Abstract
Helicobacter cinaedi is primarily seen and diagnosed in immunocompromised patients. We present cases of primary mycotic aortitis in three immunocompetent and one immunocompromised patient caused by H cinaedi. Bacterial identification was made through perioperative samples using 16S rRNA gene sequencing, as routine culture techniques were negative owing to the slow turnaround time of H cinaedi. Successful management was achieved with a neoaortoiliac system and prolonged intravenous antibiotic therapy. All four patients had a history of having sex with men, highlighting the need to further investigate the transmission of H cinaedi in immunocompetent patients and its association with aortitis.

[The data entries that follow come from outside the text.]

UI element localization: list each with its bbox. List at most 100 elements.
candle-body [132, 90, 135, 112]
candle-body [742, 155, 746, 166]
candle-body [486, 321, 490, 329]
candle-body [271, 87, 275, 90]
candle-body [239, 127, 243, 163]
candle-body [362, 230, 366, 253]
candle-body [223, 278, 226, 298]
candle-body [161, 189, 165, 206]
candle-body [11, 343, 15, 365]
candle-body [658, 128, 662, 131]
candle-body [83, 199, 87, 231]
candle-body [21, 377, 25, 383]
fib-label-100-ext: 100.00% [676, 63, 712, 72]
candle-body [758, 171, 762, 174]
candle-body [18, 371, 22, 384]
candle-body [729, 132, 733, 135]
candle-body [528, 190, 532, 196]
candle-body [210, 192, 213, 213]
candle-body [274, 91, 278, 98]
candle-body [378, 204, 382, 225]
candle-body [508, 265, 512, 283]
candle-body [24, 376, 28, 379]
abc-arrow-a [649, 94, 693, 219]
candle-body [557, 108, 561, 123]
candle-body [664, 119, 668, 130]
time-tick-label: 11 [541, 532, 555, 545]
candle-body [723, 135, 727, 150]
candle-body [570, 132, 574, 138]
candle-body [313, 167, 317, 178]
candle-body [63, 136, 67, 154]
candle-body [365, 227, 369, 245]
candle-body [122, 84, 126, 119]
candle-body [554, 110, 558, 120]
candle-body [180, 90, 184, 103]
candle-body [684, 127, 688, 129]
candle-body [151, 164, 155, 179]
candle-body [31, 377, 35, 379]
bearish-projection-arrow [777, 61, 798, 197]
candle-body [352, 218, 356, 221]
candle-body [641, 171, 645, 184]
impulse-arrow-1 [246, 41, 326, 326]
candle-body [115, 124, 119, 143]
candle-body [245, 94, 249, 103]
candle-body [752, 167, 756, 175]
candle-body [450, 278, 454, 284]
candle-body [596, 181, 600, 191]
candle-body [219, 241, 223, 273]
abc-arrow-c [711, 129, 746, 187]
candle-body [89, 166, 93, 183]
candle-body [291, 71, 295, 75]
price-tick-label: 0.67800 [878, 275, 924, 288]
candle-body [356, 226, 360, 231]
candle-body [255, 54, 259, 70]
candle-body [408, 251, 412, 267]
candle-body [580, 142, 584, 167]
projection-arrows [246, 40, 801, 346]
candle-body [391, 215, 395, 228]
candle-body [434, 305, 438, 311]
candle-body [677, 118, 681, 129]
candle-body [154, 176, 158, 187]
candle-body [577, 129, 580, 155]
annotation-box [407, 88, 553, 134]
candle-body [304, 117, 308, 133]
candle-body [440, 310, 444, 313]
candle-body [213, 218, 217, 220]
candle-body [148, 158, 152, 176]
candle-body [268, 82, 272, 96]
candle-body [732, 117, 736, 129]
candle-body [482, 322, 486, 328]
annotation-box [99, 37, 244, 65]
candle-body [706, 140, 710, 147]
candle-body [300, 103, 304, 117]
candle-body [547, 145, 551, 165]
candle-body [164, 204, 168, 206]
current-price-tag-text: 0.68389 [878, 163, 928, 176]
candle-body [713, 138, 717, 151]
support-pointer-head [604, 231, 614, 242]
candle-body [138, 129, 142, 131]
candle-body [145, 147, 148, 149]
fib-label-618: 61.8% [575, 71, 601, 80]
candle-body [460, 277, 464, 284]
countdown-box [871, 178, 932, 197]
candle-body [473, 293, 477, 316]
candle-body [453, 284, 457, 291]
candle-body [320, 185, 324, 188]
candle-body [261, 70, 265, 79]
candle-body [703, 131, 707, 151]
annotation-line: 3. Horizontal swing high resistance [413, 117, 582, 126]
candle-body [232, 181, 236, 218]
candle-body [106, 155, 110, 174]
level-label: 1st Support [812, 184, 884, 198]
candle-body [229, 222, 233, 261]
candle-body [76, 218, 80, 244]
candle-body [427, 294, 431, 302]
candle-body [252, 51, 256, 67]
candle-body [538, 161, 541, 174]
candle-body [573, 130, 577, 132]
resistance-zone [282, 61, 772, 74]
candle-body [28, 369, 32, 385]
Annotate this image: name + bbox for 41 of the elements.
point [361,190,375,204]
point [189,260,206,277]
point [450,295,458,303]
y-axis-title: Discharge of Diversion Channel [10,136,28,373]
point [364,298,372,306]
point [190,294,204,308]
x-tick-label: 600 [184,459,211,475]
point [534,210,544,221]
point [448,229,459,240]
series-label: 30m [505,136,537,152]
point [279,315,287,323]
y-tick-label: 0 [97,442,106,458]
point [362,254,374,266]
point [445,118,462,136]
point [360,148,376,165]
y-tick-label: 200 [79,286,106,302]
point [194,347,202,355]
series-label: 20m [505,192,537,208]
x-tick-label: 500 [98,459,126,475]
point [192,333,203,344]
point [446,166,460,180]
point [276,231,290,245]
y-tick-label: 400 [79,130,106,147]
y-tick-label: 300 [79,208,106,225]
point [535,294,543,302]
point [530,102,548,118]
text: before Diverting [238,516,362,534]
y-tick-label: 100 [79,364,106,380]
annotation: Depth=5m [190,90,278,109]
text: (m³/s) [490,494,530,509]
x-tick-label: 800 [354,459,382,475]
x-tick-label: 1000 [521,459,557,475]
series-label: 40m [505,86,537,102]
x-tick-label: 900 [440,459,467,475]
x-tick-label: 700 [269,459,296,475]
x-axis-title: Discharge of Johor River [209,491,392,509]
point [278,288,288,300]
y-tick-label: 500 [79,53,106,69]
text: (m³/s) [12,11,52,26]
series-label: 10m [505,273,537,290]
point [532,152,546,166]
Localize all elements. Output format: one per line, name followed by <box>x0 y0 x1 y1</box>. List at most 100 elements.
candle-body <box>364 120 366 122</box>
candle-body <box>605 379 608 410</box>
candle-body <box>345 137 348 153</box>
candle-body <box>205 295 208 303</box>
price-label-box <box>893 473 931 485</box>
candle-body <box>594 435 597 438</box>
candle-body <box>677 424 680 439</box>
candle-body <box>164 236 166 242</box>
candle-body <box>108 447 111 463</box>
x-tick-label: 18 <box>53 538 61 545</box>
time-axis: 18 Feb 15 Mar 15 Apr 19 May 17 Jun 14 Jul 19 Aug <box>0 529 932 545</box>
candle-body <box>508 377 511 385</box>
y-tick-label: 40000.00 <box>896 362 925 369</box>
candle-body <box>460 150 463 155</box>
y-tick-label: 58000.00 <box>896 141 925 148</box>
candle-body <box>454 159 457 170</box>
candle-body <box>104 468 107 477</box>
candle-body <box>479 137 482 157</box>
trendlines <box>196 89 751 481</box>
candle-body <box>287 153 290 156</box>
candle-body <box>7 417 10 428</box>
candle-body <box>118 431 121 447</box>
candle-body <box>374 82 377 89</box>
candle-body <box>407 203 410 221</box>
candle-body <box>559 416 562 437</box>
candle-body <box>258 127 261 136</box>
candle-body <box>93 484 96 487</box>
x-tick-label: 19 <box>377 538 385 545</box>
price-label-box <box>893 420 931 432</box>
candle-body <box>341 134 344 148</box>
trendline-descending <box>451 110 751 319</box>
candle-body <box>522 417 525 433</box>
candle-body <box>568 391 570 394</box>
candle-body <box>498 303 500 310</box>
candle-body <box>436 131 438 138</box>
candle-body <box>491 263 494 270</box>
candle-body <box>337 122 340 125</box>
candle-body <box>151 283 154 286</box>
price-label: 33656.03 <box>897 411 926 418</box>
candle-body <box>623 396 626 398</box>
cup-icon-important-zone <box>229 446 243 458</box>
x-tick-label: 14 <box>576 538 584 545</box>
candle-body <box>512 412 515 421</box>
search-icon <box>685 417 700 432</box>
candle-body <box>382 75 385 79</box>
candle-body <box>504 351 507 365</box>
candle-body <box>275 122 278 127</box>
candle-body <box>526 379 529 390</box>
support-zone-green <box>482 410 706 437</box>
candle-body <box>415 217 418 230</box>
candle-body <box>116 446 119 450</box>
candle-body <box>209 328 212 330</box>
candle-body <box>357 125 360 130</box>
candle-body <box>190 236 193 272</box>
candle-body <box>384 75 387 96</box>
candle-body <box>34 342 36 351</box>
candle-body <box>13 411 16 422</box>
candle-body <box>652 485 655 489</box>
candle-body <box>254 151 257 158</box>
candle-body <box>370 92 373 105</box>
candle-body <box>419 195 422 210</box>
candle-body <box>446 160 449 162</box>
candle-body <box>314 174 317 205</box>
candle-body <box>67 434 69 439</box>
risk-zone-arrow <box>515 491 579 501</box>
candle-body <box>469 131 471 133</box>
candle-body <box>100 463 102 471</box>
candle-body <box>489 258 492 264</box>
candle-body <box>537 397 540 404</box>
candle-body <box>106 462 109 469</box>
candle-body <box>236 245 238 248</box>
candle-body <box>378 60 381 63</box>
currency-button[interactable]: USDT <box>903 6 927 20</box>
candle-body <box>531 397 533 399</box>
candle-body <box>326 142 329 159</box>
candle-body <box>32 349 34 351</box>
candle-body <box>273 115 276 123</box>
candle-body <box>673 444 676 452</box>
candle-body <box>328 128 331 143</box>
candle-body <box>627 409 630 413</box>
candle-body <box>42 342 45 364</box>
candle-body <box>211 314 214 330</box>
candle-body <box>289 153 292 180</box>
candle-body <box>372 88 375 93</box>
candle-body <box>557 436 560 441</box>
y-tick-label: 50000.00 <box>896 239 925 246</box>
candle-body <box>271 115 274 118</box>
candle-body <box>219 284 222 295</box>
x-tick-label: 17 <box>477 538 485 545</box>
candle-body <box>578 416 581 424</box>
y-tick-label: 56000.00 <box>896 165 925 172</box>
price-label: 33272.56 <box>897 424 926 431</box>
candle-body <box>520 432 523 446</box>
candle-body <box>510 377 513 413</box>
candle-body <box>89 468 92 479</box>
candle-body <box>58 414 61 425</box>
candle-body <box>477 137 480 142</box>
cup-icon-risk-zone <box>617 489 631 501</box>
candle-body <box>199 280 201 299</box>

Keywords: Aortitis, Helicobacter cinaedi, NAIS procedure, 16S rRNA gene sequencing
Infectious aortitis carries significant morbidity and mortality rates, with Staphylococcus aureus and Salmonella spp. being the most implicated pathogens.1 Helicobacter cinaedi, a gram-negative spiral rod, was once considered an opportunistic pathogen, but is now known to infect immunocompetent individuals, mostly men having sex with men.2,3 We present four cases of H cinaedi aortitis successfully treated with long-term IV antibiotics and autologous venous reconstruction using a neoaortoiliac system (NAIS) procedure. This case series respects the SCARE criteria. Written consents were received from all patients and all cases are summarized in Table. An exemption from the Comité d’éthique de la recherche du Centre Hospitalier Universitaire de Québec-Université Laval (CER-CHU-UL) was received for this study.
Table.
Case summary of four patients with Helicobacter cinaedi aortitis
| Characteristics | Case/patient 1 | Case/patient 2 | Case/patient 3 | Case/patient 4 |
|---|---|---|---|---|
| Age, years/sex | 51/Male | 73/Male | 72/Male | 77/Male |
| Past medical history | HTN, hypothyroidism | 3.0 cm AAA | HTN, DLP, hypothyroidism, IgM MGUS, recent myocardial infarction | HIV-positive status, DLP, history of 3 cancers (gastric, bladder, prostate) |
| Risk factors for aortitis | MSM, contact with farm animals and animal carcasses | MSM, contact with animal carcasses, recent colonoscopy | MSM | MSM, forest stay |
| Chief complaint | Abdominal pain and asthenia | Fever | Abdominal pain | Abdominal pain and asthenia |
| Blood culture | Negative | Negative | Negative | Negative |
| Management | NAIS + IV antibiotics | NAIS + IV antibiotics | NAIS + IV antibiotics | NAIS + IV antibiotics |
| Antimicrobial therapy | ||||
| Before surgery | None | Piperacillin-Tazobactam | None | None |
| After surgery | Piperacillin-tazobactam + doxycycline | Imipenem + voriconazole → ceftriaxone | Piperacillin-tazobactam + tigecycline | Meropenem + doxycycline |
| At discharge (after pathogen identification) | Ceftriaxone + ciprofloxacin | Meropenem | Ciprofloxacin | Meropenem |
| Duration of treatment | 7 weeks | 6 weeks | 7 weeks | 6 weeks |
| Outcome | Alive and well at the 6-year follow-up | Alive and well at the 3-year follow-up | Alive and well at the 1-year follow-up | Alive and well at the 6-month follow-up |
AAA, Abdominal aortic aneurysm; DLP, dyslipidemia; IV, intravenous; MGUS, monoclonal gammopathy of undetermined significance; MSM, men who have sex with men; NAIS, neoaortoiliac system.
Case report 1
A 51-year-old man with known hypothyroidism consulted for abdominal pain and asthenia. Initially misdiagnosed with constipation, his symptoms worsened over a week, leading to a computed tomography scan showing an ulcerated lesion at the infrarenal aorta with surrounding soft tissue infiltration. Physical examination showed mild abdominal tenderness, normal vitals and lab tests showed normal white blood cell count and elevated C-reactive protein (50.7 mg/L). A positron emission tomography (PET) scan showed circumferential periaortic hypermetabolism (Fig 1). The patient was started on piperacillin-tazobactam and doxycycline because there were concerns of a Q fever infection and a NAIS procedure was performed. Tissue biopsy 16S rRNA gene sequencing later identified H cinaedi, prompting a change to IV ceftriaxone and ciprofloxacin for a total of 7 weeks.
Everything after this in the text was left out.